Do desastre à esperança: como famílias transformaram rejeitos em hortas produtivas em Minas Gerais
Famílias atingidas pelo rompimento da barragem de Fundão, em Mariana (MG), estão transformando rejeitos em hortas produtivas. Com técnicas agroecológicas, como bokashi e bananeiras, elas recuperam solos e resgatam a agricultura de subsistência, renovando esperanças.
A tragédia do rompimento da barragem de Fundão, em Mariana (MG), marcou para sempre a história de Minas Gerais e do Brasil. Em novembro de 2015, milhões de metros cúbicos de rejeitos invadiram comunidades, destruíram ecossistemas e deixaram milhares de pessoas sem suas terras e meios de subsistência.
Quase uma década depois, a força da comunidade e iniciativas de recuperação começam a mudar esse cenário. Com o projeto "Quintais Saudáveis", lançado para auxiliar famílias a recuperar a capacidade de cultivar seus terrenos, a resiliência deu lugar à esperança. Este artigo explora as inovações e os desafios enfrentados para transformar rejeitos em alimento.
Quintais que alimentam: a reconstrução da agricultura familiar
O projeto "Quintais Saudáveis" foi uma iniciativa criada para devolver às famílias atingidas a possibilidade de cultivar alimentos em suas propriedades. Após o desastre, a camada de rejeitos que cobriu os quintais se mostrou uma barreira para o plantio, pois o material, composto em grande parte por areia, tornava o solo inadequado para o desenvolvimento das plantas.
Com um investimento de R$ 6,5 milhões, o programa ofereceu às famílias suporte técnico e materiais para implementar diferentes tipos de cultivo. Os moradores puderam escolher entre atividades como hortas, pomares, paisagismo, criação de abelhas e até piscicultura. A iniciativa não apenas trouxe resultados produtivos, mas também resgatou o vínculo das comunidades com a terra, promovendo segurança alimentar e autonomia.
Soluções criativas para solos desafiadores
A recuperação dos solos afetados exigiu inovação e trabalho árduo. As primeiras tentativas de cultivo foram frustradas pela presença da camada de rejeitos, que dificultava o crescimento de raízes e a retenção de nutrientes. Para superar esses desafios, técnicas agroecológicas foram introduzidas.

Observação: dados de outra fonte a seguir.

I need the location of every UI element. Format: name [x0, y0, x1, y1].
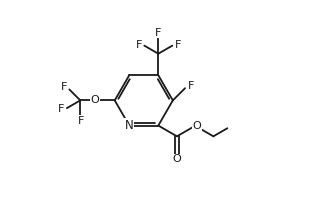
- Text: F: F: [188, 81, 194, 91]
- Text: F: F: [175, 39, 181, 49]
- Text: F: F: [78, 116, 84, 126]
- Text: O: O: [173, 154, 181, 164]
- Text: F: F: [61, 82, 67, 92]
- Text: O: O: [90, 95, 99, 105]
- Text: F: F: [136, 39, 142, 49]
- Text: F: F: [155, 28, 162, 38]
- Text: F: F: [58, 104, 64, 114]
- Text: N: N: [125, 119, 134, 132]
- Text: O: O: [192, 121, 201, 131]
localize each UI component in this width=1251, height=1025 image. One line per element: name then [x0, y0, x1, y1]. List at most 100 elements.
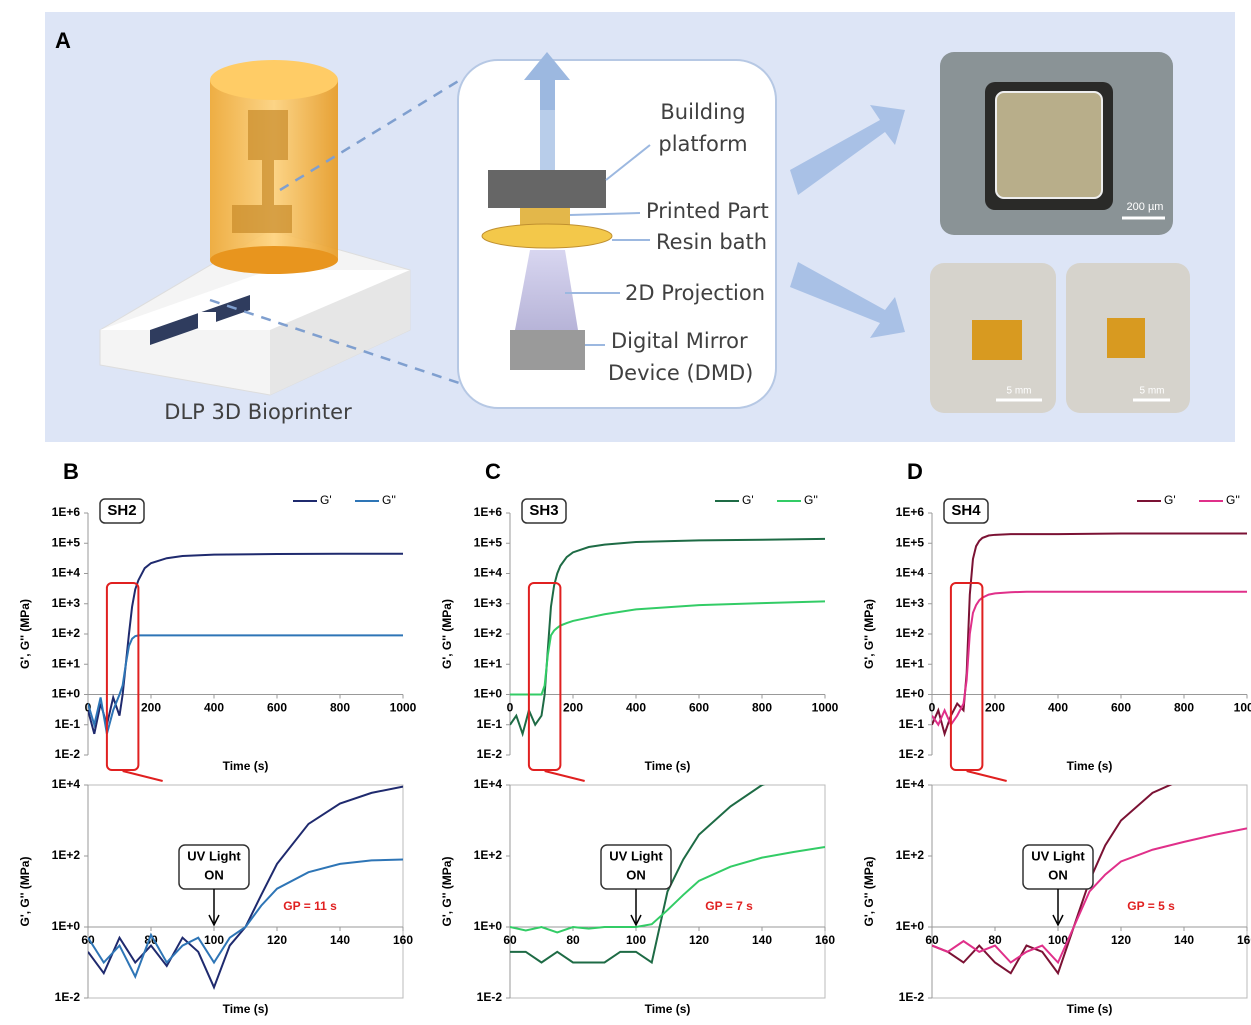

Outra técnica inovadora foi a inclusão de pseudocaules de bananeira nos berços de plantio, funcionando como uma fonte natural de água, nutrientes e micro-organismos. Esses métodos ajudaram a transformar terrenos inférteis em áreas produtivas.
Colheitas e resultados promissores
Os quintais revitalizados já começaram a produzir alimentos que antes pareciam impossíveis de cultivar. Entre os exemplos mais comuns estão a mandioca, o milho, o quiabo, a alface, a abóbora e ervas como a cebolinha. Além disso, algumas famílias optaram por plantar árvores frutíferas, como maracujá, laranja e tangerina. Embora certas culturas ainda enfrentem desafios no desenvolvimento, os resultados iniciais mostram que a recuperação é viável.
O projeto também abriu espaço para a diversificação. Em muitos casos, os quintais não apenas voltaram a alimentar as famílias, mas também proporcionaram paisagens renovadas, com flores e plantas ornamentais. A possibilidade de escolher as atividades trouxe flexibilidade e respeitou as preferências de cada família, promovendo uma recuperação mais personalizada e efetiva.
Legado e desafios para o futuro
Embora o projeto "Quintais Saudáveis" tenha sido concluído em dezembro de 2024, seu impacto continua a ser sentido nas comunidades atingidas. Ele deixou como legado a valorização de práticas agrícolas sustentáveis e a prova de que a resiliência humana pode superar até mesmo os cenários mais desafiadores.
No entanto, os quintais ainda enfrentam dificuldades, como o crescimento lento de certas culturas e a necessidade de assistência contínua para manter os solos produtivos.
A recuperação das terras atingidas e das vidas das famílias não é apenas uma questão técnica, mas também social e ambiental. O acordo de R$ 170 bilhões entre Samarco, Vale, BHP e os governos envolvidos é um passo importante, mas as ações de reparação precisam ser acompanhadas de maneira eficiente para garantir que iniciativas como essa se perpetuem.